The Family/Caregiver Encouragement group meets every Thursday from 5:30 – 7:00 PM at The Independence Center, 729 S. Tejon St, Colorado Springs, CO 80903. If you are a caregiver or family member of person with a disability, you are invited and encouraged to attend.
*Not their real names.

Caregiver Stats

  • Two out of every 5 adults are family caregivers.  39% of all adult Americans are caring for a loved one who is sick or disabled – up from 30% in 2010.
  • Alzheimer’s is driving the numbers up.  More than 15 million family caregivers are providing care to more than 5 million loved ones with Alzheimer’s disease.
  • But it’s not just the elderly who need caregiving.  The number of parents caring for children with special needs is increasing, too, due to the rise in cases of many childhood conditions.
  • Wounded veterans require family caregivers, too.  As many as 1 million Americans are caring in their homes for service members from the Iraq and Afghanistan wars who are suffering from traumatic brain injury, post-traumatic stress disorder, or other wounds and illnesses.
  • And it’s not just women doing the caregiving.  Men are now almost as likely to say they are family caregivers as women are (37% of men; 40% of women).

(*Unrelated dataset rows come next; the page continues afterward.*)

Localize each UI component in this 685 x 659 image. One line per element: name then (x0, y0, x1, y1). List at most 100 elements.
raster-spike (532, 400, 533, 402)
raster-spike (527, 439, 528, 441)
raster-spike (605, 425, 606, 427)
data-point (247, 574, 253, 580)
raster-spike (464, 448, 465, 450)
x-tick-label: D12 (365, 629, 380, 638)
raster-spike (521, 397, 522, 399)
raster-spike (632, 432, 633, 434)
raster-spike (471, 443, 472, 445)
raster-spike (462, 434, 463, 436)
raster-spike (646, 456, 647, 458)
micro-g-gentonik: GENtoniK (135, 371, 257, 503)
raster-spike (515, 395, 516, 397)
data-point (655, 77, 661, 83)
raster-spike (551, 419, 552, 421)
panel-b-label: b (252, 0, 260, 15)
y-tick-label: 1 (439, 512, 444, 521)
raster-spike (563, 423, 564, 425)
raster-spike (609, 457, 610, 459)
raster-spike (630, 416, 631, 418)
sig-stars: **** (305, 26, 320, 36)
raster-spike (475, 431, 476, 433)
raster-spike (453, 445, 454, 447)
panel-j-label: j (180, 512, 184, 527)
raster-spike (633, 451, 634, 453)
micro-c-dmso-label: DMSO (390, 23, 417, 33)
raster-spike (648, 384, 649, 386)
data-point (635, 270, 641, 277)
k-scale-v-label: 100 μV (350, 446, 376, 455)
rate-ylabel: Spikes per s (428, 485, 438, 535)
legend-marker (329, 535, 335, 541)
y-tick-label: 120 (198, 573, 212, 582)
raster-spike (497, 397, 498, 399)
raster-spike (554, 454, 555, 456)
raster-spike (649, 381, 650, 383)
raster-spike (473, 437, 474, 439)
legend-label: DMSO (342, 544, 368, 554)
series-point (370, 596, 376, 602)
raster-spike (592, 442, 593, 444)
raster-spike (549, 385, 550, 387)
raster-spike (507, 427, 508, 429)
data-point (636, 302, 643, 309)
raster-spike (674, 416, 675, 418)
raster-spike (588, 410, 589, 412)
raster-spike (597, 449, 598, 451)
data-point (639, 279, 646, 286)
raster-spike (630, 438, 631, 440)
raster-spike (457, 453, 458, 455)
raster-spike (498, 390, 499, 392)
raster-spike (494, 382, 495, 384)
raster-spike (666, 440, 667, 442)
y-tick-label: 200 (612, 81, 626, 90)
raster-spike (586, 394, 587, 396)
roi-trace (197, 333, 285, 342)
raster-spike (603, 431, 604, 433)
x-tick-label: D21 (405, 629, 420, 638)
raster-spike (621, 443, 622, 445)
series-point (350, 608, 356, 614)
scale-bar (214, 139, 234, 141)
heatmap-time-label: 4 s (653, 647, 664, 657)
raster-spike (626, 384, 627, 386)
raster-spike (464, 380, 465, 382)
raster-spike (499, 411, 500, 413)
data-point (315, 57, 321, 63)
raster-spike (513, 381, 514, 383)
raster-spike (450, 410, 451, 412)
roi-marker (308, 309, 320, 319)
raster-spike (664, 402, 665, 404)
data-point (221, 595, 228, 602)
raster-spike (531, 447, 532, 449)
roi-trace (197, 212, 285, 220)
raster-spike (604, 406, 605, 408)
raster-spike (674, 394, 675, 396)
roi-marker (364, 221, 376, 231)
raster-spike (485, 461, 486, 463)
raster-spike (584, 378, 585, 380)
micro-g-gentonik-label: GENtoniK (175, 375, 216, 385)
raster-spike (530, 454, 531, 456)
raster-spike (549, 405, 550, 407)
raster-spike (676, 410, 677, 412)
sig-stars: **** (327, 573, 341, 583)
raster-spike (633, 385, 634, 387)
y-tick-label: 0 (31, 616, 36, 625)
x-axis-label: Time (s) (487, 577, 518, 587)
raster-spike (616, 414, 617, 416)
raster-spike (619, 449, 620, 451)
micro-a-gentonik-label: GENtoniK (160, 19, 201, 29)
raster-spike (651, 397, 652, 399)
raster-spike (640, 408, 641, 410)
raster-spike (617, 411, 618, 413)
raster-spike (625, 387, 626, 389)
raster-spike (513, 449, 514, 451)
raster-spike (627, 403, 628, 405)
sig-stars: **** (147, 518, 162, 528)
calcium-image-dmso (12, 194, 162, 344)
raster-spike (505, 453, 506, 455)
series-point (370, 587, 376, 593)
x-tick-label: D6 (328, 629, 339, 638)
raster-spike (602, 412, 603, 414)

And 36% of younger Americans between ages 18 and 29 are family caregivers as well, including 1 million young people who care for loved ones with Alzheimer’s.
  • Family caregiving is serious work.  Almost half of family caregivers perform complex medical/nursing tasks for their loved ones – such as managing multiple medications, providing wound care, and operating specialized medical equipment.
  • Family caregivers are the backbone of the Nation’s long-term care system. Family caregivers provide $450 billion worth of unpaid care each year. That’s more than total Medicaid funding, and twice as much as homecare and nursing home services combined.

With the ranks of family caregivers growing every year – tens of millions strong – we recognize the importance to the Nation of the role that family caregivers play.